Complex (NumPy) transformations possible in tf.data.Dataset pipeline?

Hi,

I want to use tf.data.Dataset as main building block in my data pipeline for training a neural network with Tensorflow that deals with time series. Ideally without resorting to custom dataloader classes.

Question: How do you perform processing that requires more than what Tensorflow can express? I.e. operations that require for example Numpy input and therefore cannot be integrated in the Tensorflow graph.

Example: Given time series data, I would like to resample the data to be able to use time series data from different sources in a single training dataset. How can that be achieved?

The reasoning behind the pipeline-integrated transformations are that those transformations only take around 10min on the whole dataset that I use. Hence, I am happy to perform them prior to training instead of deriving a dedicated dataset once.

I am aware of similar questions here (like this). Also, I am aware of Tensorflow Transform and Keras preprocessing layers. None of those options allow for example interpolation. There exists a TF implementation for interpolation - but that only works on an equidistant grid unfortunately. An interesting implementation of interpolation in TensorFlow is this one; however, I would much prefer to existing implementations in SciPy or NumPy.

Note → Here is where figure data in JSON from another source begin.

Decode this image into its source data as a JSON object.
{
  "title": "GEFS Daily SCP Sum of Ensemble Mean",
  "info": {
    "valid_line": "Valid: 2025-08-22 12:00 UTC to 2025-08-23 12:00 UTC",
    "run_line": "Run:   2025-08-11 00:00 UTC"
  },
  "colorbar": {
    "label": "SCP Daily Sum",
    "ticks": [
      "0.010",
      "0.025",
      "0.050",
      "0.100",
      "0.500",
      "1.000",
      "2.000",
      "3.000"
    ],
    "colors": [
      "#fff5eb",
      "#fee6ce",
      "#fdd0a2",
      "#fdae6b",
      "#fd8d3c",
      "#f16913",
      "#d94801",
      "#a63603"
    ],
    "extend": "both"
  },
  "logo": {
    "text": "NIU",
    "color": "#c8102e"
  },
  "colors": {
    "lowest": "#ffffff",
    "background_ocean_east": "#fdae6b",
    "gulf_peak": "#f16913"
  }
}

What is your workflow to implement preprocessing steps that are easy with NumPy and alike if one-time performance is not crucial? Maybe using a custom dataloader is in fact easier than relying on tf.data.Dataset for those preprocessing steps?

Thanks and best wishes!

Hi @MaL ,

Welcome to the TensorFlow Forum!

You can convert the numpy dataset into the tf.data.dataset format using any of the tf.data.Dataset.from_tensors() or tf.data.Dataset.from_tensor_slices().

import numpy as np
dataset = tf.data.Dataset.from_tensor_slices(np.arange(10000))
dataset

then define the function for preprocessing as requirement and map that function to the entire dataset. Please refer these resampling and timeseries technique to tackle with different imbalanced datasets for preprocessing.

1 Like